Türkei bestreitet zivile Opfer in Afrin

Kurden beklagen Schweigen der Weltmächte zu "barbarischen Angriffen"

von

Dutzende Granaten seien in Afrin gelandet, sagte Suleiman Jaafar von der örtlichen Verwaltung der Deutschen Presse-Agentur. Ersten Berichten zufolge sei mindestens ein Mensch getötet worden. Acht weitere wurden demnach verletzt.

Bei dem Konvoi habe es sich um Menschen aus verschiedenen Teilen Nordsyriens gehandelt, die zur Unterstützung der Bevölkerung in die Stadt gekommen seien. Die Türkei hatte am 20. Jänner eine Offensive gegen die kurdischen Volksverteidigungseinheiten YPG in der nordsyrischen Region Afrin gestartet.

Ein Sprecher für die YPG in der syrische Stadt Aleppo teilte mit, dass Kämpfer seiner Gruppe ihre Posten verlassen hätten, um die Miliz in Afrin bei der Abwehr des türkischen Angriffs zu unterstützen. "Weil alle Weltmächte zu den barbarischen Angriffen schweigen, sind alle YPG-Truppen aus Aleppo nach Afrin gezogen, um die Region zu verteidigen. Deshalb sind die Bezirke östlich von Aleppo unter die Kontrolle der (syrischen) Regime-Truppen gekommen", sagte Furat Khalil in einer Stellungnahme. Die Kurden in Syrien haben ein gespanntes Verhältnis zu der Regierung in Damaskus, obwohl sie während des Bürgerkrieges politische und wirtschaftliche Beziehungen aufrechterhalten haben.

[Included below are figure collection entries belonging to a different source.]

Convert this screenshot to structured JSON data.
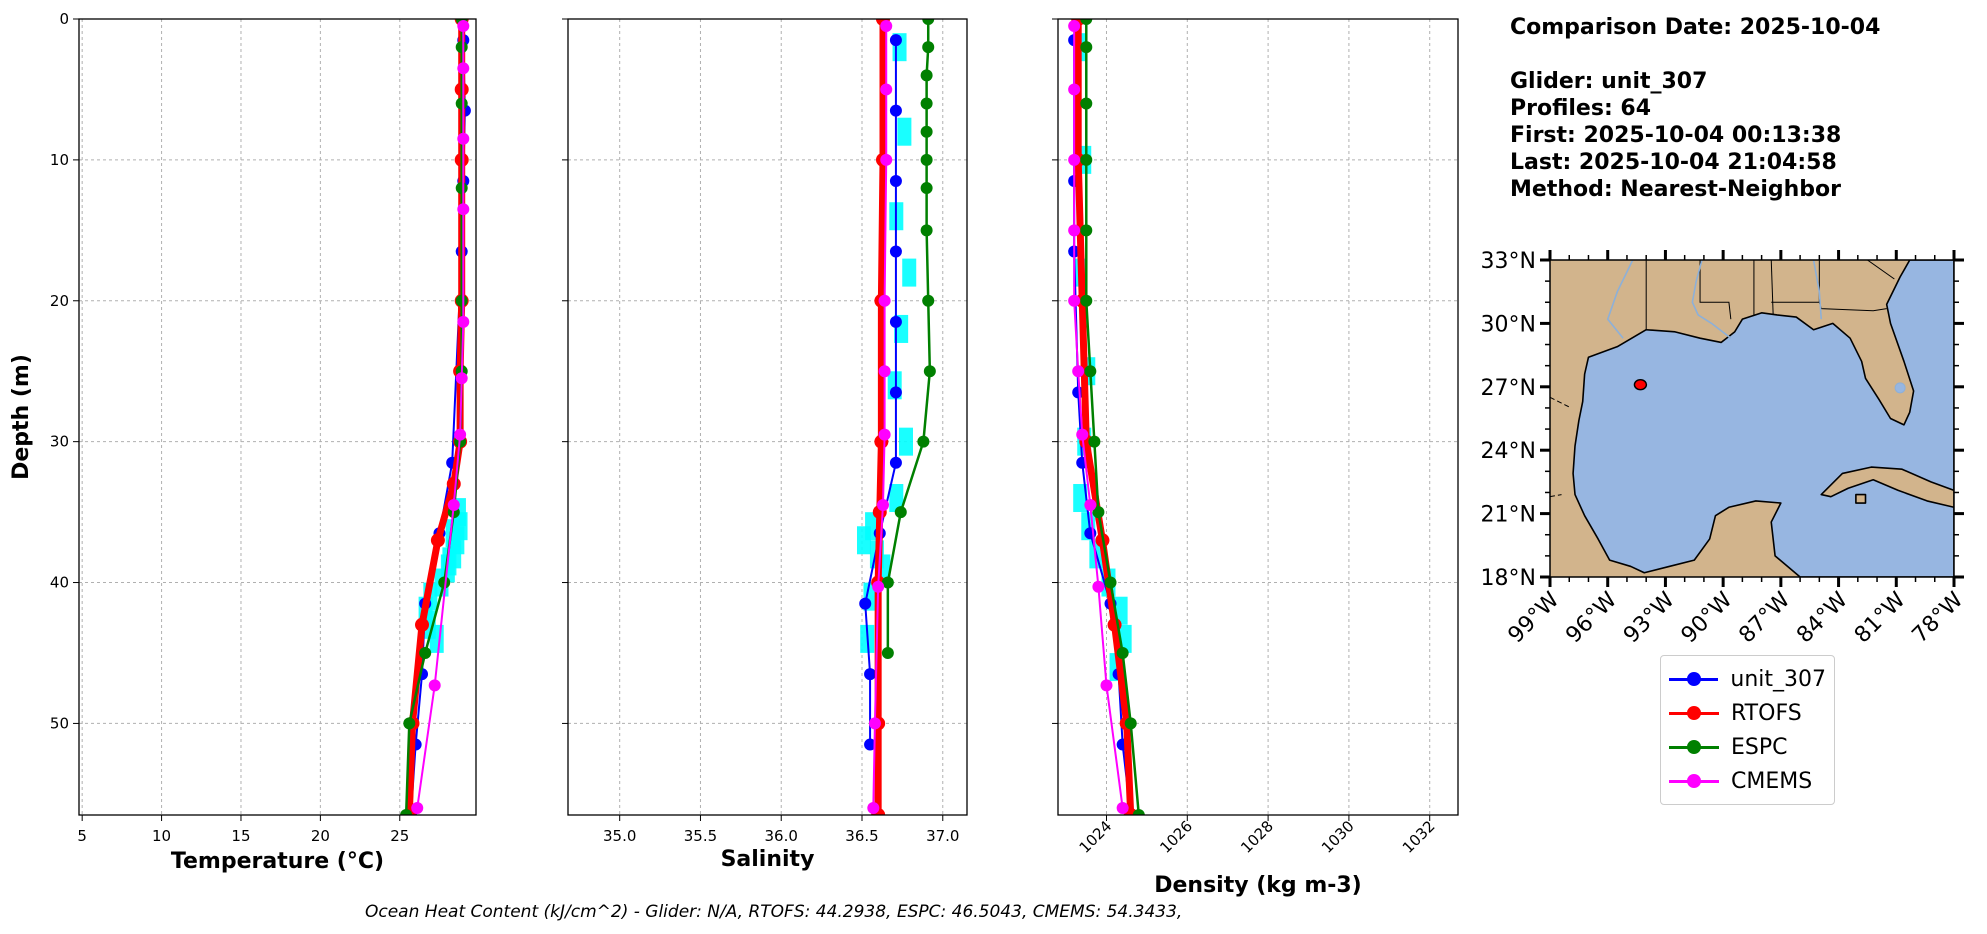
{
  "info": {
    "comparison_date": "Comparison Date: 2025-10-04",
    "glider": "Glider: unit_307",
    "profiles": "Profiles: 64",
    "first": "First: 2025-10-04 00:13:38",
    "last": "Last: 2025-10-04 21:04:58",
    "method": "Method: Nearest-Neighbor"
  },
  "footer": "Ocean Heat Content (kJ/cm^2) - Glider: N/A,  RTOFS: 44.2938,  ESPC: 46.5043,  CMEMS: 54.3433,",
  "legend": [
    {
      "name": "unit_307",
      "color": "#0000ff"
    },
    {
      "name": "RTOFS",
      "color": "#ff0000"
    },
    {
      "name": "ESPC",
      "color": "#008000"
    },
    {
      "name": "CMEMS",
      "color": "#ff00ff"
    }
  ],
  "colors": {
    "glider_scatter": "#00ffff",
    "land": "#d2b48c",
    "ocean": "#97b6e1",
    "grid": "#b0b0b0"
  },
  "chart_data": [
    {
      "type": "line",
      "xlabel": "Temperature (°C)",
      "ylabel": "Depth (m)",
      "xlim": [
        4.8,
        29.8
      ],
      "ylim": [
        56.5,
        0
      ],
      "xticks": [
        5,
        10,
        15,
        20,
        25
      ],
      "yticks": [
        0,
        10,
        20,
        30,
        40,
        50
      ],
      "grid": true,
      "scatter": {
        "name": "unit_307",
        "x": [
          28.6,
          28.7,
          28.5,
          28.3,
          27.9,
          27.5,
          26.8,
          26.5,
          26.7,
          27.2,
          28.2,
          28.0
        ],
        "y": [
          35.0,
          36.0,
          37.0,
          38.0,
          39.0,
          40.0,
          41.0,
          42.0,
          43.0,
          44.0,
          36.5,
          38.5
        ]
      },
      "series": [
        {
          "name": "unit_307",
          "x": [
            29.0,
            29.1,
            29.0,
            28.9,
            28.3,
            27.5,
            26.6,
            26.4,
            26.0,
            25.7
          ],
          "y": [
            1.5,
            6.5,
            11.5,
            16.5,
            31.5,
            36.5,
            41.5,
            46.5,
            51.5,
            56.5
          ]
        },
        {
          "name": "RTOFS",
          "x": [
            28.9,
            28.9,
            28.9,
            28.9,
            28.8,
            28.8,
            28.4,
            27.4,
            26.4,
            25.8,
            25.6
          ],
          "y": [
            0,
            5,
            10,
            20,
            25,
            30,
            33,
            37,
            43,
            50,
            56.5
          ]
        },
        {
          "name": "ESPC",
          "x": [
            28.9,
            28.9,
            28.9,
            28.9,
            28.9,
            28.9,
            28.8,
            28.4,
            27.8,
            26.6,
            25.6,
            25.4
          ],
          "y": [
            0,
            2,
            6,
            12,
            20,
            25,
            30,
            35,
            40,
            45,
            50,
            56.5
          ]
        },
        {
          "name": "CMEMS",
          "x": [
            29.0,
            29.0,
            29.0,
            29.0,
            29.0,
            28.9,
            28.8,
            28.4,
            27.2,
            26.1
          ],
          "y": [
            0.5,
            3.5,
            8.5,
            13.5,
            21.5,
            25.5,
            29.5,
            34.5,
            47.3,
            56.0
          ]
        }
      ]
    },
    {
      "type": "line",
      "xlabel": "Salinity",
      "ylabel": "",
      "xlim": [
        34.68,
        37.15
      ],
      "ylim": [
        56.5,
        0
      ],
      "xticks": [
        35.0,
        35.5,
        36.0,
        36.5,
        37.0
      ],
      "yticks": [
        0,
        10,
        20,
        30,
        40,
        50
      ],
      "grid": true,
      "scatter": {
        "name": "unit_307",
        "x": [
          36.72,
          36.75,
          36.7,
          36.78,
          36.73,
          36.69,
          36.76,
          36.7,
          36.55,
          36.5,
          36.58,
          36.62,
          36.54,
          36.52
        ],
        "y": [
          2,
          8,
          14,
          18,
          22,
          26,
          30,
          34,
          36,
          37,
          38,
          39,
          41,
          44
        ]
      },
      "series": [
        {
          "name": "unit_307",
          "x": [
            36.71,
            36.71,
            36.71,
            36.71,
            36.71,
            36.71,
            36.71,
            36.61,
            36.52,
            36.55,
            36.55
          ],
          "y": [
            1.5,
            6.5,
            11.5,
            16.5,
            21.5,
            26.5,
            31.5,
            36.5,
            41.5,
            46.5,
            51.5
          ]
        },
        {
          "name": "RTOFS",
          "x": [
            36.63,
            36.63,
            36.62,
            36.62,
            36.61,
            36.6,
            36.6,
            36.6
          ],
          "y": [
            0,
            10,
            20,
            30,
            35,
            40,
            50,
            56.5
          ]
        },
        {
          "name": "ESPC",
          "x": [
            36.91,
            36.91,
            36.9,
            36.9,
            36.9,
            36.9,
            36.9,
            36.9,
            36.91,
            36.92,
            36.88,
            36.74,
            36.66,
            36.66
          ],
          "y": [
            0,
            2,
            4,
            6,
            8,
            10,
            12,
            15,
            20,
            25,
            30,
            35,
            40,
            45
          ]
        },
        {
          "name": "CMEMS",
          "x": [
            36.65,
            36.65,
            36.65,
            36.64,
            36.64,
            36.64,
            36.63,
            36.6,
            36.58,
            36.57
          ],
          "y": [
            0.5,
            5,
            10,
            20,
            25,
            29.5,
            34.5,
            40.3,
            50,
            56
          ]
        }
      ]
    },
    {
      "type": "line",
      "xlabel": "Density (kg m-3)",
      "ylabel": "",
      "xlim": [
        1022.8,
        1032.7
      ],
      "ylim": [
        56.5,
        0
      ],
      "xticks": [
        1024,
        1026,
        1028,
        1030,
        1032
      ],
      "yticks": [
        0,
        10,
        20,
        30,
        40,
        50
      ],
      "grid": true,
      "scatter": {
        "name": "unit_307",
        "x": [
          1023.3,
          1023.4,
          1023.3,
          1023.5,
          1023.4,
          1023.3,
          1023.5,
          1023.7,
          1024.0,
          1024.3,
          1024.4,
          1024.2
        ],
        "y": [
          2,
          10,
          18,
          25,
          30,
          34,
          36,
          38,
          40,
          42,
          44,
          46
        ]
      },
      "series": [
        {
          "name": "unit_307",
          "x": [
            1023.2,
            1023.2,
            1023.2,
            1023.3,
            1023.4,
            1023.6,
            1024.1,
            1024.3,
            1024.4,
            1024.6
          ],
          "y": [
            1.5,
            11.5,
            16.5,
            26.5,
            31.5,
            36.5,
            41.5,
            46.5,
            51.5,
            56.5
          ]
        },
        {
          "name": "RTOFS",
          "x": [
            1023.3,
            1023.3,
            1023.4,
            1023.5,
            1023.9,
            1024.2,
            1024.5,
            1024.6
          ],
          "y": [
            0,
            10,
            20,
            30,
            37,
            43,
            50,
            56.5
          ]
        },
        {
          "name": "ESPC",
          "x": [
            1023.5,
            1023.5,
            1023.5,
            1023.5,
            1023.5,
            1023.5,
            1023.6,
            1023.7,
            1023.8,
            1024.1,
            1024.4,
            1024.6,
            1024.8
          ],
          "y": [
            0,
            2,
            6,
            10,
            15,
            20,
            25,
            30,
            35,
            40,
            45,
            50,
            56.5
          ]
        },
        {
          "name": "CMEMS",
          "x": [
            1023.2,
            1023.2,
            1023.2,
            1023.2,
            1023.2,
            1023.3,
            1023.4,
            1023.6,
            1023.8,
            1024.0,
            1024.4
          ],
          "y": [
            0.5,
            5,
            10,
            15,
            20,
            25,
            29.5,
            34.5,
            40.3,
            47.3,
            56
          ]
        }
      ]
    },
    {
      "type": "map",
      "lat_range": [
        18,
        33
      ],
      "lon_range": [
        -99,
        -78
      ],
      "lat_ticks": [
        "18°N",
        "21°N",
        "24°N",
        "27°N",
        "30°N",
        "33°N"
      ],
      "lon_ticks": [
        "99°W",
        "96°W",
        "93°W",
        "90°W",
        "87°W",
        "84°W",
        "81°W",
        "78°W"
      ],
      "glider_position": {
        "lat": 27.1,
        "lon": -94.3
      }
    }
  ]
}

Die türkische Regierung hatte zuvor Angaben zu getöteten Zivilisten bei der Offensive in Nordsyrien widersprochen. "Bei den Operationen der türkischen Streitkräfte gab es bis heute keinen einzigen Zivilisten in der Region, dem auch nur die Nase geblutet hat, geschweige denn, der ums Leben gekommen ist", sagte Vize-Ministerpräsident Bekir Bozdag der staatlichen Nachrichtenagentur Anadolu am Donnerstag. Die Türkei werde die Offensive in Afrin fortsetzen, bis sie die Region von "den Terrororganisationen und ihren Terroristen gesäubert hat".

Nach Angaben der syrischen Beobachtungsstelle für Menschenrechte sind bei der türkischen Offensive gegen die YPG in der Region Afrin bisher 112 Zivilisten getötet worden, darunter 23 Kinder. Der türkische Staatspräsident Recep Tayyip Erdogan sagte am Donnerstag in Ankara: "Gott sei Dank, nach dem Stand von heute Morgen haben unsere Soldaten im Afrin-Krieg 1829 Terroristen neutralisiert."

Generell vermeidet die Regierung die Bezeichnung "Krieg" für die Operation in Afrin, bei der es sich aus ihrer Sicht um Anti-Terror-Kampf handelt. Mit "neutralisiert" meinen die türkischen Behörden "kampfunfähig machen", was meist töten bedeutet, aber auch verletzen oder gefangen nehmen heißen kann.

Bozdag sagte am Donnerstag, sollten regierungstreue syrische Milizen in der Region die YPG unterstützen, "dann werden auch sie nicht verschont. Wer auch immer versucht, neben diesen Terrororganisationen gegen die türkischen Streitkräfte zu kämpfen, wird für uns zur Zielscheibe."

Die Ko-Vorsitzende der pro-kurdischen türkischen Oppositionspartei HDP, Pervin Buldan, bezeichnete die Darstellung, dass aus Regierungssicht nur "Terroristen" getötet würden als "Lüge". "Die Regierung verbreitet Fehlinformationen, wenn sie sagt, dass es keine zivilen Toten gebe", sagte sie am Donnerstag vor Auslandskorrespondenten in Istanbul. Ihre Partei fordere ein sofortiges Ende des Militäreinsatzes in Afrin.